Двадцать верст до слободы Ореховой летел он, как после сам говорил, шибче, чем пророк Илья на своей колеснице. В Ореховой заскочил к знакомому украинцу и, ни жив ни мертв, рассказал хозяину о происшествии, попросил укрыть его и лошадей. Украинец укрыть – укрыл, но предупредил:
– Я сховаю, но як будуть дуже пытать, то я, Григорич, укажу, бо мэни ж расчету нэма! Хатыну спалють, тай и на мэнэ наденуть шворку.
– Уж ты укрой, родимый! Да я тебя отблагодарю, чем хошь! Только от смерти отведи, схорони где-нибудь – овец пригоню гурт! Десятка первеющих овец не пожалею! – упрашивал и сулил Мирон Григорьевич, закатывая бричку под навес сарая.
Пуще смерти боялся он погони. Простоял во дворе у украинца до вечера и смылся, едва смеркалось. Всю дорогу от Ореховой скакал по-оглашенному, с лошадей по обе стороны сыпалось мыло, бричка тарахтела так, что на колесах спицы сливались, и опомнился лишь под хутором Нижне-Яблоновским. Не доезжая его, из-под сиденья достал отбитую винтовку, поглядел на ремень, исписанный изнутри чернильным карандашом, облегченно крякнул:
– А что – догнали, чертовы сыны? Мелко вы плавали!
Овец украинцу так и не пригнал. Осенью побывал проездом, на выжидающий взгляд хозяина ответил:
– Овечки-то у нас попередохли. Плохо насчет овечков… А вот груш с собственного саду привез тебе по доброй памяти! – Высыпал из брички меры две избитых за дорогу груш, сказал, отводя шельмовские глаза в сторону:
– Груши у нас хороши-расхороши… улежалые… – И распрощался.
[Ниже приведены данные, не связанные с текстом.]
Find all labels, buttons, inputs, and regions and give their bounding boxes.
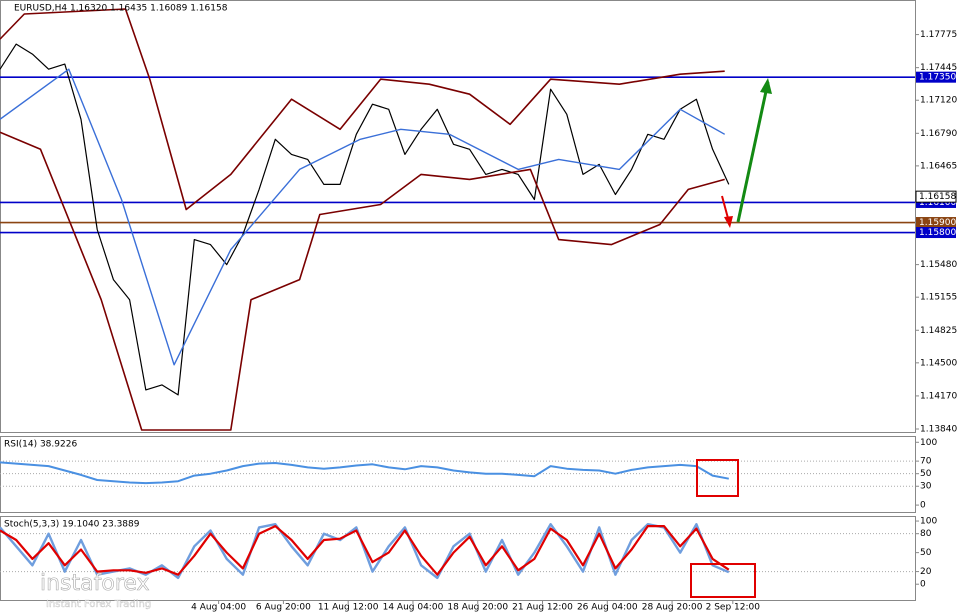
y-tick-label: 0 — [920, 501, 926, 511]
up-arrow — [736, 81, 770, 223]
level-label: 1.15800 — [919, 228, 956, 238]
y-tick-label: 1.14825 — [920, 326, 957, 336]
y-tick-label: 1.15480 — [920, 260, 957, 270]
watermark: instaforex Instant Forex Trading — [8, 571, 151, 610]
y-tick-label: 1.17775 — [920, 30, 957, 40]
rsi-highlight — [696, 459, 739, 497]
level-label: 1.16100 — [919, 198, 956, 208]
level-label-box — [916, 217, 956, 229]
stoch-highlight — [690, 563, 756, 598]
x-tick-label: 18 Aug 20:00 — [447, 603, 508, 613]
x-tick-label: 11 Aug 12:00 — [318, 603, 379, 613]
last-price-box — [915, 190, 957, 203]
last-price-label: 1.16158 — [919, 192, 956, 202]
level-label: 1.15900 — [919, 218, 956, 228]
up-arrow-head — [760, 78, 772, 94]
y-tick-label: 1.13840 — [920, 424, 957, 434]
y-tick-label: 70 — [920, 457, 932, 467]
x-tick-label: 14 Aug 04:00 — [383, 603, 444, 613]
y-tick-label: 1.16465 — [920, 161, 957, 171]
y-tick-label: 1.17120 — [920, 96, 957, 106]
x-tick-label: 26 Aug 04:00 — [577, 603, 638, 613]
x-tick-label: 21 Aug 12:00 — [512, 603, 573, 613]
watermark-brand: instaforex — [40, 571, 150, 596]
level-label: 1.17350 — [919, 73, 956, 83]
y-tick-label: 50 — [920, 548, 932, 558]
y-tick-label: 1.17445 — [920, 63, 957, 73]
watermark-logo — [8, 572, 36, 600]
series-line — [0, 131, 725, 431]
y-tick-label: 1.14170 — [920, 391, 957, 401]
y-tick-label: 100 — [920, 517, 937, 527]
y-tick-label: 50 — [920, 469, 932, 479]
y-tick-label: 30 — [920, 482, 932, 492]
y-tick-label: 0 — [920, 580, 926, 590]
panel-title: EURUSD,H4 1.16320 1.16435 1.16089 1.1615… — [14, 4, 228, 14]
down-arrow-head — [724, 216, 733, 228]
series-line — [0, 525, 730, 576]
series-line — [0, 68, 726, 366]
y-tick-label: 20 — [920, 567, 932, 577]
plot-layer: 1.17775 1.17445 1.17120 1.16790 1.16465 1.154… — [0, 4, 957, 613]
x-tick-label: 6 Aug 20:00 — [256, 603, 311, 613]
y-tick-label: 1.15155 — [920, 293, 957, 303]
y-tick-label: 1.16790 — [920, 129, 957, 139]
rsi-panel — [0, 436, 916, 513]
main-panel — [0, 0, 916, 433]
level-label-box — [916, 227, 956, 239]
panel-title: Stoch(5,3,3) 19.1040 23.3889 — [4, 520, 140, 530]
level-label-box — [916, 71, 956, 83]
y-tick-label: 1.14500 — [920, 358, 957, 368]
series-line — [0, 461, 729, 485]
y-tick-label: 80 — [920, 529, 932, 539]
watermark-tagline: Instant Forex Trading — [46, 599, 151, 610]
series-line — [0, 43, 730, 396]
stoch-panel — [0, 516, 916, 601]
panel-title: RSI(14) 38.9226 — [4, 440, 77, 450]
x-tick-label: 4 Aug 04:00 — [191, 603, 246, 613]
series-line — [0, 8, 725, 211]
x-tick-label: 2 Sep 12:00 — [706, 603, 761, 613]
x-tick-label: 28 Aug 20:00 — [642, 603, 703, 613]
y-tick-label: 100 — [920, 438, 937, 448]
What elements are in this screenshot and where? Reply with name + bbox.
В то время, когда Мирон Григорьевич скакал из Миллерова, сват его торчал на вокзале. Молодой немецкий офицер написал пропуск, через переводчика расспросил Пантелея Прокофьевича и, закуривая дешевую сигару, покровительственно сказал:
– Поезжайте, только помните, что вам необходима разумная власть.